Zwischen Pokal-frust und Bundesliga-lust
VFB Stuttgart ist trotz Niederlage gegen Leverkusen stolz auf die reife Leistung – Andrich-szene sorgt für Unmut
(dpa) - Gedankenverloren starrten Kapitän Waldemar Anton und seine Teamkollegen ins Leere. Die Enttäuschung nach dem Last-minute-aus im Viertelfinale des Dfb-pokals bei Bayer Leverkusen (2:3) war nicht nur dem Abwehrchef des VFB Stuttgart deutlich anzusehen. Stolz auf sich und seine Mannschaft war Anton dennoch – trotz des geplatzten Traums vom Endspiel im Berliner Olympiastadion. Denn die Schwaben sind dem in dieser Saison weiter ungeschlagenen Bundesliga-spitzenreiter auf Augenhöhe begegnet.
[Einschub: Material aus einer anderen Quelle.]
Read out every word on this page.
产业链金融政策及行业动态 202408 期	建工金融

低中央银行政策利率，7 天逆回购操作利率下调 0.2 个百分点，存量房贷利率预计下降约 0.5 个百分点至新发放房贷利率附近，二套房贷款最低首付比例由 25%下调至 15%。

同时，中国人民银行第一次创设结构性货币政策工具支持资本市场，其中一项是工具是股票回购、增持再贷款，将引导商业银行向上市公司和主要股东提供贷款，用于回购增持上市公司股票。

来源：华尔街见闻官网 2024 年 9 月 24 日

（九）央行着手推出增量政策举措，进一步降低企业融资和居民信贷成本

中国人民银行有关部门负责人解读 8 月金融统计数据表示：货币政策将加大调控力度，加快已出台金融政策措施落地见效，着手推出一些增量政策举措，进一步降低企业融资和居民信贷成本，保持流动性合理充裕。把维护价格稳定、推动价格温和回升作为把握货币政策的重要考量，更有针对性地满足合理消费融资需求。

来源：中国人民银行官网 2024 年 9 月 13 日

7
Die große Titelchance angesichts des Scheiterns etlicher Favoriten im Dfb-pokal ist aber dahin. Es deutet jedoch auch nach dem starken Auftritt in Leverkusen vieles darauf hin, dass sich die Schwaben davon nicht aus der Bahn werfen lassen. Vielmehr möchten die Stuttgarter den Pokal-frust in Bundesliga-lust umwandeln. Der Liga-alltag geht am Sonntag (15.30 UHR/DAZN) mit einem Heimspiel gegen Abstiegskandidat FSV Mainz 05 weiter.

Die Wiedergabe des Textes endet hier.